Waldo and Evelyn are young at heart and love to travel to see what is over the hillside. Their most recent trip was to the northeast and New England states. They have also visited Panama, Costa Rica, and Alaska. Waldo believes he's put at least 90,000 miles on his car driving around the US. He's had plenty of time having retired from the store business four years ago. The brothers opened their store at Wilton Springs and operated it for about 15 years. The family still owns it but leases the store. Waldo said that Bob Noe is still alive living in Morristown but has had five bypass heart surgery. As for Waldo, he's been through gallbladder surgery but does fine now.
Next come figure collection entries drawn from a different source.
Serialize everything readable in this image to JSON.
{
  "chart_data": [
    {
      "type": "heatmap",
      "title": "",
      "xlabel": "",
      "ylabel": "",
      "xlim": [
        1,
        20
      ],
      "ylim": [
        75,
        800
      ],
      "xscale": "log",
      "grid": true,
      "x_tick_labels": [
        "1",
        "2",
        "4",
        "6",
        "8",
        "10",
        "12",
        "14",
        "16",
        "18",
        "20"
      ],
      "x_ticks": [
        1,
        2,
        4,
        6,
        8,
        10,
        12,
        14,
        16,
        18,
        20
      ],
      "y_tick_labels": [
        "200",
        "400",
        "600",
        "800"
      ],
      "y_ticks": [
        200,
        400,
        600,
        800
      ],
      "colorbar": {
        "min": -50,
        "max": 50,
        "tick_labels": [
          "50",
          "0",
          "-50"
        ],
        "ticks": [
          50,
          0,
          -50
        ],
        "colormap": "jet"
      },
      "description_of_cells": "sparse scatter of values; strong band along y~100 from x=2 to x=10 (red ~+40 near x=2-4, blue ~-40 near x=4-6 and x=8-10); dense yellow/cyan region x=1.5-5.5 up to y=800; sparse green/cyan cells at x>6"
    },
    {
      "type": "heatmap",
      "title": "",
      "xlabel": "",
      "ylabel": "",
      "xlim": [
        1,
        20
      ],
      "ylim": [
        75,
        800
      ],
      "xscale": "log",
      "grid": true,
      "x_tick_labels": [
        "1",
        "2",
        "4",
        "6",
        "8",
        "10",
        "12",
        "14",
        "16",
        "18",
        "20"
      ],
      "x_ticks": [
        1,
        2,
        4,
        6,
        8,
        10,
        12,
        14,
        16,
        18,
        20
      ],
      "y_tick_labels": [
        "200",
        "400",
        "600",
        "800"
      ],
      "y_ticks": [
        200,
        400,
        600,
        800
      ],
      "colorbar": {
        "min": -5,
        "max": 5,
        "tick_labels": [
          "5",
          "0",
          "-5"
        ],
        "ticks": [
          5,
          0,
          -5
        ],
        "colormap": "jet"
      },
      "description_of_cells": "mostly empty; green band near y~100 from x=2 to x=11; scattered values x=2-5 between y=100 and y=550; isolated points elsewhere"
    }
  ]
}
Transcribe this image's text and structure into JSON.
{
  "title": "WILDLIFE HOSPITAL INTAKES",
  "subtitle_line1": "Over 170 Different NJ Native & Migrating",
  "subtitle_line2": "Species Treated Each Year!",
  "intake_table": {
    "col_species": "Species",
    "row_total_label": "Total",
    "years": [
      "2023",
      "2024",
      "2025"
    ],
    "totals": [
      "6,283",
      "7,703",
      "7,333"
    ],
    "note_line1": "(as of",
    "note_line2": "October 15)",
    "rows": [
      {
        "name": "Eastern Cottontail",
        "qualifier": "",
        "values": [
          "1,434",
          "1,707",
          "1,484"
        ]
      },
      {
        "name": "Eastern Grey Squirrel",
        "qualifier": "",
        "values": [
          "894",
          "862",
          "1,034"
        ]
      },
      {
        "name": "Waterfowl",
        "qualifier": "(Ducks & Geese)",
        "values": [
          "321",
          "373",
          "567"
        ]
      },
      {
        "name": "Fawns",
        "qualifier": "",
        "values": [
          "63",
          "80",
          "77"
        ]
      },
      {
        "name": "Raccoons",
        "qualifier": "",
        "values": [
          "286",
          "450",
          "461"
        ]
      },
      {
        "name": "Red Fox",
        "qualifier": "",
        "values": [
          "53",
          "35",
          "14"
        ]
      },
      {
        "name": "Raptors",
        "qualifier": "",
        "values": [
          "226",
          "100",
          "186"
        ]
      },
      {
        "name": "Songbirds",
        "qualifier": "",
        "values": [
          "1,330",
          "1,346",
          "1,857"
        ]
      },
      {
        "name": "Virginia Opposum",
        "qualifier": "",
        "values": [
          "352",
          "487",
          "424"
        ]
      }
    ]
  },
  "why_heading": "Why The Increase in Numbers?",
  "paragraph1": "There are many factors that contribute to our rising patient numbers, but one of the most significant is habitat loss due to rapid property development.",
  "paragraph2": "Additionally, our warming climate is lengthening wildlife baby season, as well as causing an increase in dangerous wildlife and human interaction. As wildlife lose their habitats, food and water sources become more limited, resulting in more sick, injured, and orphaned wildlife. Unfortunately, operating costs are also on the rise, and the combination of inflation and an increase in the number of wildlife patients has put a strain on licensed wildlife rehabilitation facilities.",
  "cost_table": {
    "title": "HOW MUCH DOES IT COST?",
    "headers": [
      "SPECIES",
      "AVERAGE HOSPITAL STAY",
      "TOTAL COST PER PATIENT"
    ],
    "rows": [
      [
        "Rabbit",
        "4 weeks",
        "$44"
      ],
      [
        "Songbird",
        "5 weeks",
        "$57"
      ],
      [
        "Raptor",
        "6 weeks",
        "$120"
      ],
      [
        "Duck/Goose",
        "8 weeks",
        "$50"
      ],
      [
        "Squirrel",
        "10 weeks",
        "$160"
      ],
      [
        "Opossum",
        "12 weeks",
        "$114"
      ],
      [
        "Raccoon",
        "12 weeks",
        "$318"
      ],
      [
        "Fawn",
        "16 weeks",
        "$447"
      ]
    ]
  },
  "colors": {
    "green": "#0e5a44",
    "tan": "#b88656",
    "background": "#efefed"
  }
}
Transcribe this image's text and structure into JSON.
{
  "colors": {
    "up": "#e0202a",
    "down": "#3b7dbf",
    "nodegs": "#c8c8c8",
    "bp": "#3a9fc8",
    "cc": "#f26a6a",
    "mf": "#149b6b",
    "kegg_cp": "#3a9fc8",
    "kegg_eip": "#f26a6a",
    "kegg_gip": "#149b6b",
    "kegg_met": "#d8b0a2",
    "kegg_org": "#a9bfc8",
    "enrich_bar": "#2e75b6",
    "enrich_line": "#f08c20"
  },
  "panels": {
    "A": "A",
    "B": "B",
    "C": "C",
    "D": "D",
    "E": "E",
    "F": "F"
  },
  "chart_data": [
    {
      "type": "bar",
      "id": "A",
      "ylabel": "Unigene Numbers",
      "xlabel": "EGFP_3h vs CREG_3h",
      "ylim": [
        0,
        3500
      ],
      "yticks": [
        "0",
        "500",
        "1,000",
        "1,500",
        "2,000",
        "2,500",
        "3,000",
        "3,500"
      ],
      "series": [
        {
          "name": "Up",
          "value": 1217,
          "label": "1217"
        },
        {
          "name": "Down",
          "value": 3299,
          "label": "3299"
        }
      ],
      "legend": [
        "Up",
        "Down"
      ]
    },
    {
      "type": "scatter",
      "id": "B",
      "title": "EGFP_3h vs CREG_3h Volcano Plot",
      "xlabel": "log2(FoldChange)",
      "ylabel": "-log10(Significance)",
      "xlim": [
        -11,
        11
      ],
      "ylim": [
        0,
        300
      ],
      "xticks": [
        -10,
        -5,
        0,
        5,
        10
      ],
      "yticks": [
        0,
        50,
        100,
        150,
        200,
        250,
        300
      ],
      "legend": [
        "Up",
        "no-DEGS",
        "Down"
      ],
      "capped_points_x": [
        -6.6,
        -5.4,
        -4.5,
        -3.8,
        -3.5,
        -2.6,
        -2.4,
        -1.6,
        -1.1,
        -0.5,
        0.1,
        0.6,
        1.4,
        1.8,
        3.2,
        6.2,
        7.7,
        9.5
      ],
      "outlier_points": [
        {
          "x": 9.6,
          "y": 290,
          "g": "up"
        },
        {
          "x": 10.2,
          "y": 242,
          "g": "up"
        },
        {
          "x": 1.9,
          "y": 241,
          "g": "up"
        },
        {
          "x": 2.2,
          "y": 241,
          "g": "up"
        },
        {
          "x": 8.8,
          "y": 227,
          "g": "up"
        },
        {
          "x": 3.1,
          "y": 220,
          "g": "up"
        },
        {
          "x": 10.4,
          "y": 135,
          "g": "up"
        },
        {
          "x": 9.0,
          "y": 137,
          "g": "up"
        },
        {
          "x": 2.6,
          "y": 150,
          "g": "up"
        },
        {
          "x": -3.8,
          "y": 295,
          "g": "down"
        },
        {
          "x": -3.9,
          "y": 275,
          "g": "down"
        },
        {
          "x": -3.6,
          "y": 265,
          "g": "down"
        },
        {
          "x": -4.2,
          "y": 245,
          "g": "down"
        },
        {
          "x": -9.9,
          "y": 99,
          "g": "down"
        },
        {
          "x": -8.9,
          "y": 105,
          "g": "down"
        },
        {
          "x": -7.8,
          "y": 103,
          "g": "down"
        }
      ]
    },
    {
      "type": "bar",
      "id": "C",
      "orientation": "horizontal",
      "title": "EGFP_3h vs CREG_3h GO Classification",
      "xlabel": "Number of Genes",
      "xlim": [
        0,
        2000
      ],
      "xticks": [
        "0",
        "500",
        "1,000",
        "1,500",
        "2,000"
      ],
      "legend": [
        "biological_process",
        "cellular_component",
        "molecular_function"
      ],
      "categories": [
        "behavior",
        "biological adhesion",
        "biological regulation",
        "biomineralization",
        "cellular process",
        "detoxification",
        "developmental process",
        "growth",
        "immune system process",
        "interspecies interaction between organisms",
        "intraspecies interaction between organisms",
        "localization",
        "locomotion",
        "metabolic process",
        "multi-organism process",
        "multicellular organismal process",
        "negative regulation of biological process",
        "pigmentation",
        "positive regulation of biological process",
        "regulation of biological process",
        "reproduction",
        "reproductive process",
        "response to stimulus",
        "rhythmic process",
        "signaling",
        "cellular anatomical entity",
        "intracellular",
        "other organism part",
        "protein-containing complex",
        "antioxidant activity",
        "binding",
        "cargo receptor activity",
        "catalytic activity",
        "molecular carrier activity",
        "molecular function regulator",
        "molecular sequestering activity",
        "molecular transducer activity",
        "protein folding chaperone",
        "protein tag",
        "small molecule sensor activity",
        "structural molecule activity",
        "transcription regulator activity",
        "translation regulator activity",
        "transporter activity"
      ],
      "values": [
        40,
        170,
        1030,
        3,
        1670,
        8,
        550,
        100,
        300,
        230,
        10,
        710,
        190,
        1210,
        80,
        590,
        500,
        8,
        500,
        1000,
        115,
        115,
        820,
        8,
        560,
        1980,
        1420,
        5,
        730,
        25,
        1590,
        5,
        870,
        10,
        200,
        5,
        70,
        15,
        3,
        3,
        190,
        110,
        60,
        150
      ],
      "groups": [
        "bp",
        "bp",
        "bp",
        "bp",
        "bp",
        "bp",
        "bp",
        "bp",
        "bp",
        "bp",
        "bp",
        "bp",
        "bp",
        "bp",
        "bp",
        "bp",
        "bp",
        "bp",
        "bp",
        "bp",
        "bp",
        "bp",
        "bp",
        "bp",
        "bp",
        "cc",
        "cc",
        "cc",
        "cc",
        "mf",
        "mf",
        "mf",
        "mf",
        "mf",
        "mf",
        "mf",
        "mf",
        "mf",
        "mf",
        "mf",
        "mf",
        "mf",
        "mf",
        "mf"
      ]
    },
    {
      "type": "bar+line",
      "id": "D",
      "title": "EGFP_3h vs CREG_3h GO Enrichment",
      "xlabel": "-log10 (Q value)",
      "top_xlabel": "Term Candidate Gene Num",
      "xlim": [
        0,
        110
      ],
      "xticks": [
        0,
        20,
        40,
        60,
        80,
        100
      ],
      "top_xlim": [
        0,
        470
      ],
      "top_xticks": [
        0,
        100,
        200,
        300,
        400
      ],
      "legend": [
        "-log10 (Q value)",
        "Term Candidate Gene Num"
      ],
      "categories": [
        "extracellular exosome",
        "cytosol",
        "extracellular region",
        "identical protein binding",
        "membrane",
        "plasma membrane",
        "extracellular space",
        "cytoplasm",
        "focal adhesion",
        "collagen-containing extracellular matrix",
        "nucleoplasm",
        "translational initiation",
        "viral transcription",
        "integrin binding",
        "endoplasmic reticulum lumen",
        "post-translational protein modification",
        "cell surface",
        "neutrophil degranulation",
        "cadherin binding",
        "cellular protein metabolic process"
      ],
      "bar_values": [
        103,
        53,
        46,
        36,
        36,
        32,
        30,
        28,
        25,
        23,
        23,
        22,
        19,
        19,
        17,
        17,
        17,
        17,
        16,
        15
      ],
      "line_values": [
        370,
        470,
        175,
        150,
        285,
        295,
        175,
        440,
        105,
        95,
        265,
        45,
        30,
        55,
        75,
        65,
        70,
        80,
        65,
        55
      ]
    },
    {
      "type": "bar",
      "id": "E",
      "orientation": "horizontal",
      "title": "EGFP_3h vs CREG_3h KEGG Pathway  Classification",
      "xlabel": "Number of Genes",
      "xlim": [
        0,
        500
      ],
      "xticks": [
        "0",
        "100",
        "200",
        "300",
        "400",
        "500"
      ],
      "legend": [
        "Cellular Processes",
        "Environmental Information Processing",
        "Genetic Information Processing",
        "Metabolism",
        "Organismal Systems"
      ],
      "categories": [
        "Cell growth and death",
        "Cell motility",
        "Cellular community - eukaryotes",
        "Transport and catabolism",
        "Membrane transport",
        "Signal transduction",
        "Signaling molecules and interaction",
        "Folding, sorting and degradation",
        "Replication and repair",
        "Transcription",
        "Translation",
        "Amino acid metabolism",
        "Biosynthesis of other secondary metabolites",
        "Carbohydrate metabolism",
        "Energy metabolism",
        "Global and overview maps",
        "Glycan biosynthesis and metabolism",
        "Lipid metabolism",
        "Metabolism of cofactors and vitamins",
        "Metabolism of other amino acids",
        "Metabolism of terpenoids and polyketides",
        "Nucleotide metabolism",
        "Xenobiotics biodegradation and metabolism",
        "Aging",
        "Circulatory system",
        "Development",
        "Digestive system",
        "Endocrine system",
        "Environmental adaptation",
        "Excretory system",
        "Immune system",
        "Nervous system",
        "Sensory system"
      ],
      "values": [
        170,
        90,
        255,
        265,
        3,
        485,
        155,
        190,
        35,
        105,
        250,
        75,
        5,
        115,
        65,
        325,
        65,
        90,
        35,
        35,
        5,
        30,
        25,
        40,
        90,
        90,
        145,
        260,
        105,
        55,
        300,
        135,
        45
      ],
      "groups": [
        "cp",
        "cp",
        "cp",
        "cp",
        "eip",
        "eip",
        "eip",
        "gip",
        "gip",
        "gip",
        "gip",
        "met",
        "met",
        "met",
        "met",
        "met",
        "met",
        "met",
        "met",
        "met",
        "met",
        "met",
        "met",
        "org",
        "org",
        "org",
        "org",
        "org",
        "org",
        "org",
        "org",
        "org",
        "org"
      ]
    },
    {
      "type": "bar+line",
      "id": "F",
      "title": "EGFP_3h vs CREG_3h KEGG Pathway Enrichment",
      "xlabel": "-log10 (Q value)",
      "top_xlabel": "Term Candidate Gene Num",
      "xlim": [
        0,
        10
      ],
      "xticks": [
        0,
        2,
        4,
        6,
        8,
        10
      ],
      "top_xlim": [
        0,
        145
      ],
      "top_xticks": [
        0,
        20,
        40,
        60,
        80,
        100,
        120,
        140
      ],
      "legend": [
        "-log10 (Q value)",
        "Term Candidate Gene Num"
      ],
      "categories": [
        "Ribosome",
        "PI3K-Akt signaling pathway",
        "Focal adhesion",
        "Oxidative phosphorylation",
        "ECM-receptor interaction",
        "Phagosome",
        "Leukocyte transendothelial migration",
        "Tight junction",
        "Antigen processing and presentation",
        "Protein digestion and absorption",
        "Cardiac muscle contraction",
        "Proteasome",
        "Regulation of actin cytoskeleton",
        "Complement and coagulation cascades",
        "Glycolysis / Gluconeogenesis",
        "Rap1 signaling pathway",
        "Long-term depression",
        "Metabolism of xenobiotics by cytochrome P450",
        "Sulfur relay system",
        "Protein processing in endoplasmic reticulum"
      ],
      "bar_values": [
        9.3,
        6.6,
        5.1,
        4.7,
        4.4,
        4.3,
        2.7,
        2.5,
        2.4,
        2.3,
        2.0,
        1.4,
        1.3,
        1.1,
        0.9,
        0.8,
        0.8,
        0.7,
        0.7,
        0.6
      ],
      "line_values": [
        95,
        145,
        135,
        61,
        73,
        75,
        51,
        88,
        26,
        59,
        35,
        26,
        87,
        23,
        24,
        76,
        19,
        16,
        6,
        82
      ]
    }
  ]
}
A most delightful person walked into my office on Thursday afternoon, as I was hunkered down fearfully watching the clouding sky for the rain front to arrive. Some of you have already met this pleasant, modest woman or visited her Website. Kathy Hemsworth told me about Dorcas Walker some days ago when we had been looking for a way to bring a local touch to recipe presentations in the Plain Talk. I'm sure you long-time readers will recall the splendid work Shirley Elliott did every Wednesday with her Focus on Foods column. Nancy O'Neil continued this but as years past not many people were keen on getting their photos made or taking time to let us into their kitchen and recipe books. So we were fortunate to find Dorcas, who loves to write and will be presenting recipes and talking to some of you to share your favorite recipes. She and husband, Dana Walker, who is pastor of the First Church of the Nazarene have been in Newport for about 18 months. They still maintain a farm in Jamestown and have two grown children: Dwight and Dawn, who lives in Nashville. I noticed that Dorcas had a mild impediment as she walked and she told me that she suffers from a rare form of arthritis. During our conversation, I learned that her family, which are Pennsylvania Dutch, has had to deal with hemophilia-the rarest of blood disorders whereby males are born with blood that does not clot. Rarer still is to find out that her daughter has the disease and has lived with it for about 27 years. She and her family are obviously strong people because of their faith. Dana, she said, had spent a considerable part of his life as an evangelist and is more settled now thanks to his pastorate in Newport. We look forward to her column and for you to get to know more about the Walkers.
In plain talk the good folks in Cocke County are by no means as rare as the seldom sighted pomegranate.